FIG. 3 shows a carrier 110 which is generally similar to the carrier 10 of FIGS. 1 and 2, except for a pocket closure feature. The carrier 110 has a flexible tab 160 attached to an elongated flexible web 112, the latter being a structural and functional counterpart of the elongated flexible web 12 of FIGS. 1 and 2. The flexible tab 160 has a fastener such as a patch 162 of hook and loop fastener material. The patch 162 engages a matingly compatible patch 164 of hook and loop fastener material disposed on a second web 142, the latter being a structural and functional counterpart of the second web 42 of FIGS. 1 and 2. The flexible tab 160 is long enough to enable the fastener patches 162 and 164 to mate when an object such as 2 is placed within the pocket 114 which is formed collectively by the elongated flexible web 112 and the second web 142. The tab 160 is fastened to the elongated flexible web 112 in any suitable way, such as by stitching. Stitching is indicated in FIG. 3 in a broken line near the upper portion of the tab 160, as depicted in FIG. 3. A window 126 formed in the second web 142 enables an observer to view contents of the pocket 114 without opening the closure provided by the tab 160.

The carrier 10 or 110 may be carried about during a day's activities in the manner of a pocketbook. Rather than being purely utilitarian, the carrier 10 or 110 may bear ornamentation disposed on the elongated flexible web 12, as well as on the strap 40 or any other exposed part of the carrier 10 or 110. Illustratively, ornamentation may take the form of sequins 70, as seen in FIG. 1. Of course, ornamentation may comprise any decorative elements such as e.g. precious or semi-precious gems, so-called costume jewelry or alternatively stated, simulated precious or semi-precious jewelry, seashells, beads, embroidery, appliques, fringe, tassels, or any elements placed on the carrier 10 for aesthetic rather than structural effect. Accordingly, ornamentation may comprise coloring, surface texturing, or any other treatment which provides a visual effect to the carrier 10 or 110.

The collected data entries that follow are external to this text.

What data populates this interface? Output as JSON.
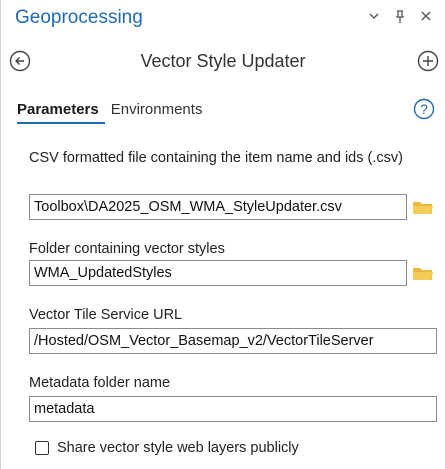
{
  "pane": {
    "title": "Geoprocessing",
    "menu_icon": "chevron-down-icon",
    "pin_icon": "pin-icon",
    "close_icon": "close-icon"
  },
  "tool": {
    "title": "Vector Style Updater",
    "back_icon": "back-arrow-icon",
    "add_icon": "add-icon"
  },
  "tabs": [
    {
      "label": "Parameters",
      "active": true
    },
    {
      "label": "Environments",
      "active": false
    }
  ],
  "help_icon": "help-icon",
  "params": {
    "csv": {
      "label": "CSV formatted file containing the item name and ids (.csv)",
      "value": "Toolbox\\DA2025_OSM_WMA_StyleUpdater.csv"
    },
    "styles_folder": {
      "label": "Folder containing vector styles",
      "value": "WMA_UpdatedStyles"
    },
    "vts_url": {
      "label": "Vector Tile Service URL",
      "value": "/Hosted/OSM_Vector_Basemap_v2/VectorTileServer"
    },
    "metadata": {
      "label": "Metadata folder name",
      "value": "metadata"
    },
    "share": {
      "label": "Share vector style web layers publicly",
      "checked": false
    }
  },
  "colors": {
    "accent": "#1f6ab1",
    "folder": "#e8b93c"
  }
}
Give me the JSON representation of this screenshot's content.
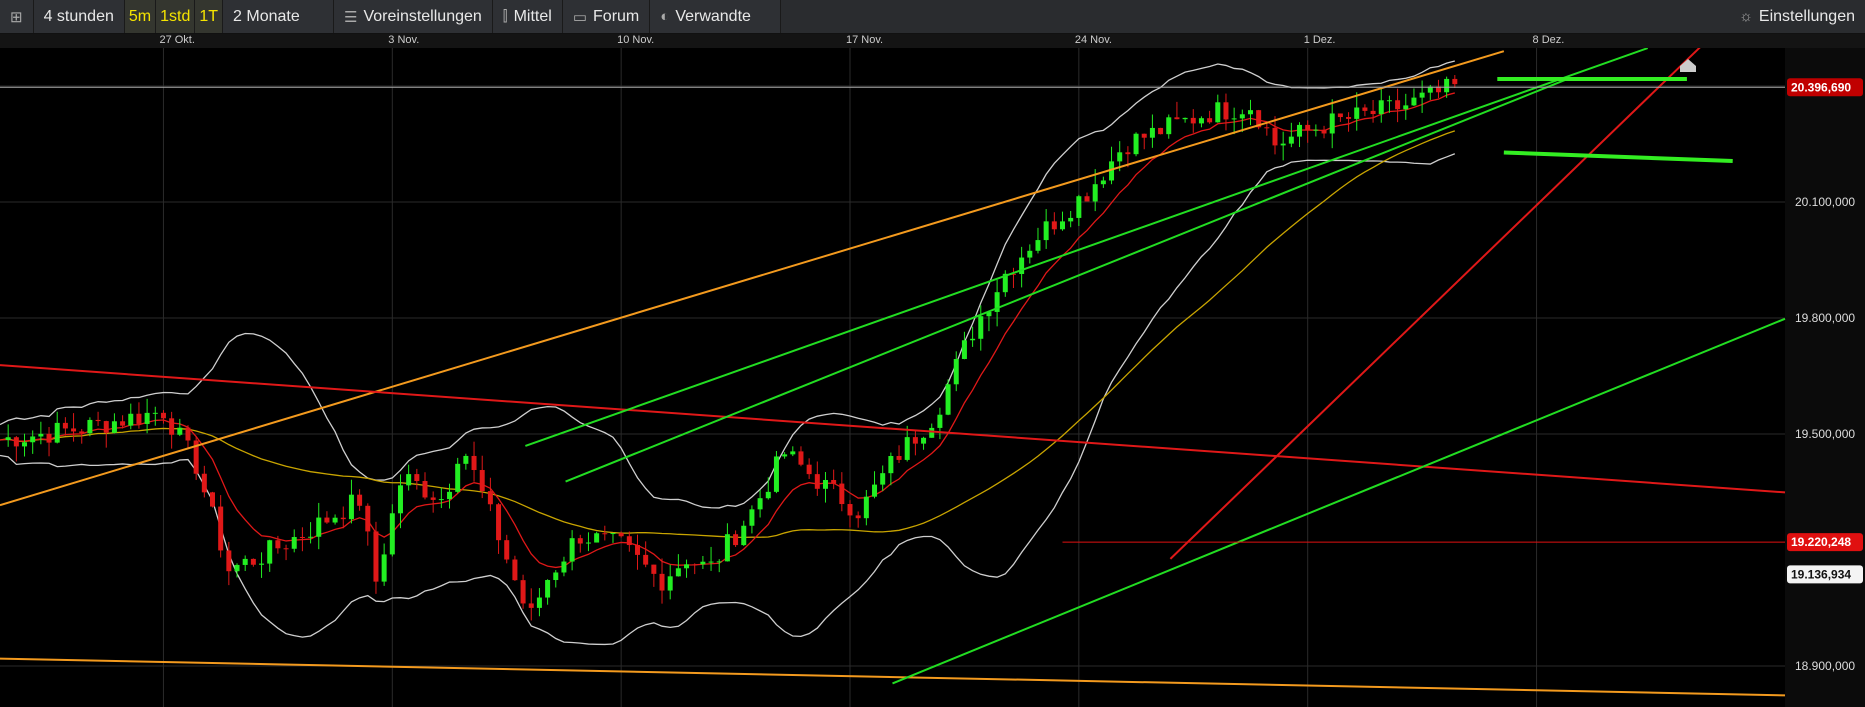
{
  "toolbar": {
    "interval": "4 stunden",
    "quick": [
      "5m",
      "1std",
      "1T"
    ],
    "range": "2 Monate",
    "presets": "Voreinstellungen",
    "indicators": "Mittel",
    "forum": "Forum",
    "related": "Verwandte",
    "settings": "Einstellungen"
  },
  "chart_data": {
    "type": "candlestick",
    "x_labels": [
      {
        "day": 0,
        "label": "27 Okt."
      },
      {
        "day": 7,
        "label": "3 Nov."
      },
      {
        "day": 14,
        "label": "10 Nov."
      },
      {
        "day": 21,
        "label": "17 Nov."
      },
      {
        "day": 28,
        "label": "24 Nov."
      },
      {
        "day": 35,
        "label": "1 Dez."
      },
      {
        "day": 42,
        "label": "8 Dez."
      }
    ],
    "x_range_days": [
      -5,
      49.6
    ],
    "ylim": [
      18820000,
      20520000
    ],
    "y_ticks": [
      {
        "v": 20400000,
        "label": "20.400,000"
      },
      {
        "v": 20100000,
        "label": "20.100,000"
      },
      {
        "v": 19800000,
        "label": "19.800,000"
      },
      {
        "v": 19500000,
        "label": "19.500,000"
      },
      {
        "v": 18900000,
        "label": "18.900,000"
      }
    ],
    "last_price": {
      "v": 20396690,
      "label": "20.396,690",
      "color": "#c00000"
    },
    "level_red": {
      "v": 19220248,
      "label": "19.220,248",
      "from_day": 27.5,
      "color": "#e01010"
    },
    "level_white": {
      "v": 19136934,
      "label": "19.136,934"
    },
    "price_path": [
      [
        -5,
        19485000
      ],
      [
        -2.5,
        19515000
      ],
      [
        0,
        19560000
      ],
      [
        1,
        19420000
      ],
      [
        2,
        19150000
      ],
      [
        2.9,
        19180000
      ],
      [
        4.2,
        19240000
      ],
      [
        6,
        19330000
      ],
      [
        6.5,
        19120000
      ],
      [
        7.3,
        19390000
      ],
      [
        8.6,
        19330000
      ],
      [
        9.1,
        19480000
      ],
      [
        10.1,
        19270000
      ],
      [
        11.2,
        19020000
      ],
      [
        11.7,
        19120000
      ],
      [
        12.7,
        19240000
      ],
      [
        14,
        19210000
      ],
      [
        15.2,
        19120000
      ],
      [
        16,
        19180000
      ],
      [
        16.7,
        19150000
      ],
      [
        18,
        19300000
      ],
      [
        19,
        19450000
      ],
      [
        20.3,
        19360000
      ],
      [
        21.3,
        19300000
      ],
      [
        22.4,
        19440000
      ],
      [
        23.6,
        19550000
      ],
      [
        24.7,
        19760000
      ],
      [
        25.7,
        19910000
      ],
      [
        26.7,
        20010000
      ],
      [
        28.3,
        20130000
      ],
      [
        29.4,
        20250000
      ],
      [
        31.9,
        20330000
      ],
      [
        33.3,
        20350000
      ],
      [
        34,
        20250000
      ],
      [
        35.5,
        20300000
      ],
      [
        37,
        20330000
      ],
      [
        38,
        20350000
      ],
      [
        39.5,
        20396690
      ]
    ],
    "trendlines": [
      {
        "color": "#f39a1e",
        "p1": [
          -5,
          19316000
        ],
        "p2": [
          41,
          20490000
        ]
      },
      {
        "color": "#f39a1e",
        "p1": [
          -5,
          18919000
        ],
        "p2": [
          49.6,
          18824000
        ]
      },
      {
        "color": "#e01818",
        "p1": [
          -5,
          19678000
        ],
        "p2": [
          49.6,
          19349000
        ]
      },
      {
        "color": "#22dd22",
        "p1": [
          11.07,
          19469000
        ],
        "p2": [
          45.4,
          20498000
        ]
      },
      {
        "color": "#22dd22",
        "p1": [
          12.3,
          19377000
        ],
        "p2": [
          43,
          20420000
        ]
      },
      {
        "color": "#22dd22",
        "p1": [
          22.3,
          18855000
        ],
        "p2": [
          49.6,
          19798000
        ]
      },
      {
        "color": "#e01818",
        "p1": [
          30.8,
          19177000
        ],
        "p2": [
          47,
          20500000
        ]
      },
      {
        "color": "#33ee22",
        "p1": [
          40.8,
          20418000
        ],
        "p2": [
          46.6,
          20418000
        ],
        "thick": true
      },
      {
        "color": "#33ee22",
        "p1": [
          41,
          20228000
        ],
        "p2": [
          48,
          20206000
        ],
        "thick": true
      }
    ],
    "indicators": [
      "Bollinger (20,2)",
      "SMA 50",
      "EMA 9"
    ]
  }
}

It will be appreciated that while the present invention has been set forth in terms of having sufficient pockets (e.g. the pockets 14 . . . 24) to provide holding capacity of five to ten bottles, the actual number which can be accommodated can be reduced or increased as desired. Any number of objects may be carried and displayed by a carrier according to the present invention (e.g., the carrier 10 or 110).